Thank you for understanding. When a Dad has one daughter who he is proud of and when the Dad has little understanding of the obstacles in front of his only daughter, there is a tendency for a caring Dad to be concerned. I do not coach my daughter because she knows more than I do.

Beyond that, my relationship with my daughter is important to both of us for many reasons.

Whether she becomes the "great" physician or not is not important to me. If she decides she wants to stay home and raise babies and be a stay at home mom, I would be fine with that. But when she is trying to reach goals I have little understanding about it, I see nothing wrong with educating myself about the process. We have friends that have watched her develop and they ask questions I can not answer without finding out about the process.

If I wanted to stay ignorant about the process, I would not be here. If I am told by the moderators, that I should stop posting I will. Otherwise, I will be asking questions in the future to better understand my daughter's situation. My daughter's decisions do have an effect on my whole family. There will be no cutting of the cord. We may need a longer cord when she goes wherever she ends up. But she will still be connected. Afterall, she is my only daughter.

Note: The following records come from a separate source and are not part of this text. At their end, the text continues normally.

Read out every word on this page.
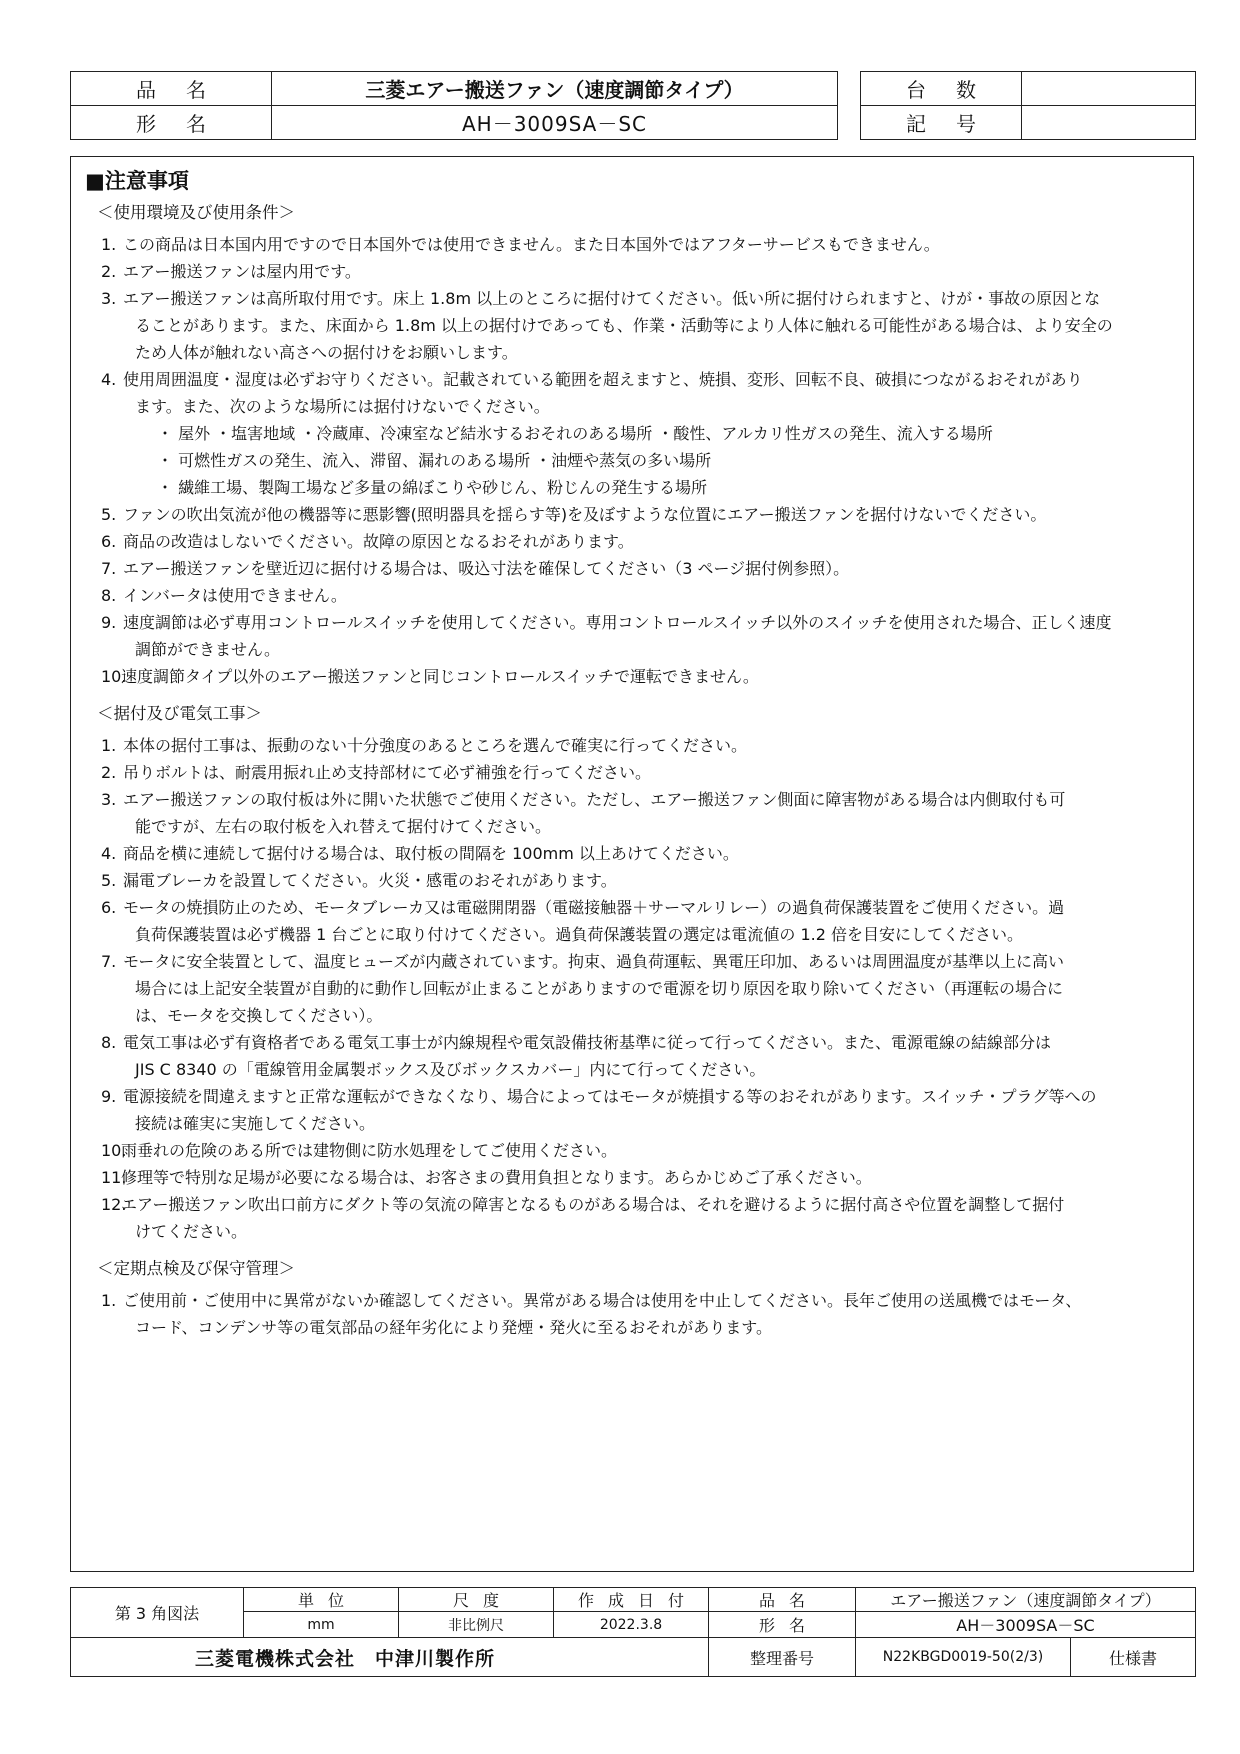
品名	三菱エアー搬送ファン（速度調節タイプ）
形名	AH－3009SA－SC
台数	
記号	
■注意事項
＜使用環境及び使用条件＞
1. この商品は日本国内用ですので日本国外では使用できません。また日本国外ではアフターサービスもできません。
2. エアー搬送ファンは屋内用です。
3. エアー搬送ファンは高所取付用です。床上 1.8m 以上のところに据付けてください。低い所に据付けられますと、けが・事故の原因とな
ることがあります。また、床面から 1.8m 以上の据付けであっても、作業・活動等により人体に触れる可能性がある場合は、より安全の
ため人体が触れない高さへの据付けをお願いします。
4. 使用周囲温度・湿度は必ずお守りください。記載されている範囲を超えますと、焼損、変形、回転不良、破損につながるおそれがあり
ます。また、次のような場所には据付けないでください。
・ 屋外 ・塩害地域 ・冷蔵庫、冷凍室など結氷するおそれのある場所 ・酸性、アルカリ性ガスの発生、流入する場所
・ 可燃性ガスの発生、流入、滞留、漏れのある場所 ・油煙や蒸気の多い場所
・ 繊維工場、製陶工場など多量の綿ぼこりや砂じん、粉じんの発生する場所
5. ファンの吹出気流が他の機器等に悪影響(照明器具を揺らす等)を及ぼすような位置にエアー搬送ファンを据付けないでください。
6. 商品の改造はしないでください。故障の原因となるおそれがあります。
7. エアー搬送ファンを壁近辺に据付ける場合は、吸込寸法を確保してください（3 ページ据付例参照）。
8. インバータは使用できません。
9. 速度調節は必ず専用コントロールスイッチを使用してください。専用コントロールスイッチ以外のスイッチを使用された場合、正しく速度
調節ができません。
10.速度調節タイプ以外のエアー搬送ファンと同じコントロールスイッチで運転できません。
＜据付及び電気工事＞
1. 本体の据付工事は、振動のない十分強度のあるところを選んで確実に行ってください。
2. 吊りボルトは、耐震用振れ止め支持部材にて必ず補強を行ってください。
3. エアー搬送ファンの取付板は外に開いた状態でご使用ください。ただし、エアー搬送ファン側面に障害物がある場合は内側取付も可
能ですが、左右の取付板を入れ替えて据付けてください。
4. 商品を横に連続して据付ける場合は、取付板の間隔を 100mm 以上あけてください。
5. 漏電ブレーカを設置してください。火災・感電のおそれがあります。
6. モータの焼損防止のため、モータブレーカ又は電磁開閉器（電磁接触器＋サーマルリレー）の過負荷保護装置をご使用ください。過
負荷保護装置は必ず機器 1 台ごとに取り付けてください。過負荷保護装置の選定は電流値の 1.2 倍を目安にしてください。
7. モータに安全装置として、温度ヒューズが内蔵されています。拘束、過負荷運転、異電圧印加、あるいは周囲温度が基準以上に高い
場合には上記安全装置が自動的に動作し回転が止まることがありますので電源を切り原因を取り除いてください（再運転の場合に
は、モータを交換してください）。
8. 電気工事は必ず有資格者である電気工事士が内線規程や電気設備技術基準に従って行ってください。また、電源電線の結線部分は
JIS C 8340 の「電線管用金属製ボックス及びボックスカバー」内にて行ってください。
9. 電源接続を間違えますと正常な運転ができなくなり、場合によってはモータが焼損する等のおそれがあります。スイッチ・プラグ等への
接続は確実に実施してください。
10.雨垂れの危険のある所では建物側に防水処理をしてご使用ください。
11.修理等で特別な足場が必要になる場合は、お客さまの費用負担となります。あらかじめご了承ください。
12.エアー搬送ファン吹出口前方にダクト等の気流の障害となるものがある場合は、それを避けるように据付高さや位置を調整して据付
けてください。
＜定期点検及び保守管理＞
1. ご使用前・ご使用中に異常がないか確認してください。異常がある場合は使用を中止してください。長年ご使用の送風機ではモータ、
コード、コンデンサ等の電気部品の経年劣化により発煙・発火に至るおそれがあります。
第 3 角図法	単位	尺度	作成日付	品名	エアー搬送ファン（速度調節タイプ）	
	mm	非比例尺	2022.3.8	形名	AH－3009SA－SC	
三菱電機株式会社　中津川製作所				整理番号	N22KBGD0019-50(2/3)	仕様書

Sounds awesome. I know I have explained all this match stuff to my parents about 100 times, and they still get confused. It's a confusing process. I wouldn't care at all if my mother/father was asking questions on an internet forum.
 
Sounds awesome. I know I have explained all this match stuff to my parents about 100 times, and they still get confused. It's a confusing process. I wouldn't care at all if my mother/father was asking questions on an internet forum.

As I would have required my daughter to look up the answer for herself as she was going through school, I now have to look it up myself if I want the information. In order to keep my identity a secret, I can not ask her specific questions and then have her find me out. So, I try to look it up myself. She stays comfortable in the background while I look for information.

I have read the matching process at least five times to make sure I understand and I think I understand. I am glad the replacing of lower ranked applicants can not be seen because it would be real ugly.

If there is not going to be free enterprise with freedom to negotiate, this is about the best system available.